"The timing is right to get out to the GCC," says founder Omar Kassim. "Customers are willing to engage with us and have new e-commerce experiences so I think the cards are stacked up right."
"When we started out we were asking ourselves 'why isn't there an Amazon-like experience here?' but one of the reasons for that is because treating the GCC as a single market is a bit of a misnomer. There are a lot of barriers in place, agency issues and bits and pieces in place that mean your addressable audience is very fragmented," continues Kassim.
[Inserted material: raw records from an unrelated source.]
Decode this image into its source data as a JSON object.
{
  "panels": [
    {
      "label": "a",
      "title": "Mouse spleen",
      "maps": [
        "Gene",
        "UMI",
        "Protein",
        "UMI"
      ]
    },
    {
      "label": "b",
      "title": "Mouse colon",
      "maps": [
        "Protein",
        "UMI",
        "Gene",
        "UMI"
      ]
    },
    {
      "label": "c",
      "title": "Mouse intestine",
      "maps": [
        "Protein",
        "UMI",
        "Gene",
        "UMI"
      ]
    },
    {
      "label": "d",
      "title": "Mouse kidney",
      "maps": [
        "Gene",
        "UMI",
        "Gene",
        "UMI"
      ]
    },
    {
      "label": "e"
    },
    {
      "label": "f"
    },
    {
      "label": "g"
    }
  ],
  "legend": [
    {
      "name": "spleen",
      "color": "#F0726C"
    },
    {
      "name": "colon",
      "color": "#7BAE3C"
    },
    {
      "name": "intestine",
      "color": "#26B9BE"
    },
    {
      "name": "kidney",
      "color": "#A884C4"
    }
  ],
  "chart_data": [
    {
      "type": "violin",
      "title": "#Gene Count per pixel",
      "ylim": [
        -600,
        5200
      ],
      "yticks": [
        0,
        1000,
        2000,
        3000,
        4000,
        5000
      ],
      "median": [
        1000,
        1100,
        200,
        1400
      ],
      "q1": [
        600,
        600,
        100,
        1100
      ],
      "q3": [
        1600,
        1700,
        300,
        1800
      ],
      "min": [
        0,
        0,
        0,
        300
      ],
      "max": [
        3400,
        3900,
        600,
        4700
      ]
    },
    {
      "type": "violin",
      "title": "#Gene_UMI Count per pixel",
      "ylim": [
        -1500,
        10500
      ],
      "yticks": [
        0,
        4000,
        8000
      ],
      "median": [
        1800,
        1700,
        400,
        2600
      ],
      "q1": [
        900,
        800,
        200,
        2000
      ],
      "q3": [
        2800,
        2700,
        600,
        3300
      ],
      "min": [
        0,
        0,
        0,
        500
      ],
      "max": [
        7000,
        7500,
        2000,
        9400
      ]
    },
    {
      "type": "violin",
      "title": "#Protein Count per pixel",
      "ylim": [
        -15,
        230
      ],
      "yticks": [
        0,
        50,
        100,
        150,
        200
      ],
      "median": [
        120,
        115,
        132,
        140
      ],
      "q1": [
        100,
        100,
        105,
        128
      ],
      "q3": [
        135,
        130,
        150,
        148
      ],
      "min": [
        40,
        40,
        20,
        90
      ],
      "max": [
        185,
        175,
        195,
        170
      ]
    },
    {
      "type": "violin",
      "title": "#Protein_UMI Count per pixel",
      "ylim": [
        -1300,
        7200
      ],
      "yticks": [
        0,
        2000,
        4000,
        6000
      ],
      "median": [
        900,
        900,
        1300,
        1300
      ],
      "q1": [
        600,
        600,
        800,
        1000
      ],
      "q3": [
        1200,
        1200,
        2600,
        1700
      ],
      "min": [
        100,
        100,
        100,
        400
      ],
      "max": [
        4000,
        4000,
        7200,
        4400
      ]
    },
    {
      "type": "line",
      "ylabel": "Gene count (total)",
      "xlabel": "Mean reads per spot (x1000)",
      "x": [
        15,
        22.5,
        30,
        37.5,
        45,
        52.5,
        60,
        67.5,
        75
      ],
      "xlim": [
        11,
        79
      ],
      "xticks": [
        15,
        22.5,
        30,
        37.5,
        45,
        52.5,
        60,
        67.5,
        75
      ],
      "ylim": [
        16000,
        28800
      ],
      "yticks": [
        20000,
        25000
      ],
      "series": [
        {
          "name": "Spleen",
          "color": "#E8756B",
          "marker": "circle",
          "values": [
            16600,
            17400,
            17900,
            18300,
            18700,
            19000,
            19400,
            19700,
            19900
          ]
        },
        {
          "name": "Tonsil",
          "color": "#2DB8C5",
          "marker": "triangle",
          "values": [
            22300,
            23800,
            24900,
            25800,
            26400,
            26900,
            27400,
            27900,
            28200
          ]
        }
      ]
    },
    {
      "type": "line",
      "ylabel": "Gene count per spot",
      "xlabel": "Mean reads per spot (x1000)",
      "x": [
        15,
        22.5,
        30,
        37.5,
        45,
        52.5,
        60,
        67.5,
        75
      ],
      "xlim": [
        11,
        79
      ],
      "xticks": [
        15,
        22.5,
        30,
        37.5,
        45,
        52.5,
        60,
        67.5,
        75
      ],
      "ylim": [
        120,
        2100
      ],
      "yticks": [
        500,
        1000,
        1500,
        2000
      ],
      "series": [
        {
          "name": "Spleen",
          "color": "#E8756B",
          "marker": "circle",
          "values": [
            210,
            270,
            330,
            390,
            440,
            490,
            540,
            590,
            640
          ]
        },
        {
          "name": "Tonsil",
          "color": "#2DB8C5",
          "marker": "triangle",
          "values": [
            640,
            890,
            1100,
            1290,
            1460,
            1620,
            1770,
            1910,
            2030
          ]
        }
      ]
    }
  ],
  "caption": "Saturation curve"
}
"While you've got access to a population of up to 50 million, you need to address them very locally, with local inventory and delivery channels on the ground. It's hard to that on a regional basis," he explains.
The payments issue
Though previously a deterrent, online payments are no longer a barrier, perhaps aside from a lack of confidence amongst a few - a diminishing faction of technophobes - but cash on delivery (COD) payments appear to remain standard fare.
Last year the Wamda, an incubation platform for entrepreneurs in Mena, hosted a conference on mobile payments. It was Aramex's COO, Iyad Kamal, announced the 300% growth in e-commerce and also shared that, as of summer 2012, only 30% of all e-commerce sales in Mena were paid for via online transactions, meaning 70% were COD. Kamal explained that COD leads to a much higher return (and therefore refund) rate - 15% compared with 2% for products paid for online. Jordan leads in terms of cash payments, followed by Bahrain, Oman, the UAE and Qatar.
However, this could be the year we start to see COD usurped with PayPal setting their sights on doubling its Mena activity over three years. The online payment provider enabled customers in seven of the region's countries to link their accounts with local banks, according to Reuters in November.
Owned by online auctioneer eBay Inc, PayPal now has one million customers in Mena, half of whom reside in the UAE. Customers previously needed a debit or credit card issued from outside the region. Since Q4 2012, shoppers in Saudi Arabia, UAE, Bahrain, Kuwait, Qatar, Oman and Jordan can now connect their bank accounts to PayPal, who plan to keep expanding across the Arab world.
Now residents of Saudi Arabia, the UAE, Bahrain, Kuwait, Qatar, Oman and Jordan can link a PayPal account to locally issued Visa, MasterCard or American Express credit or debit cards, with PayPal planning to expand this to nearby countries.
What does not hurt growth is choice. Armies of consumers are wielding cash and PayPal apps, debit and credit cards, toward a growing array of retail outlets online, backed up by social channels. There is no shortage of virtual footfall and with more shoppers accessing the internet than ever before the trend can only continue.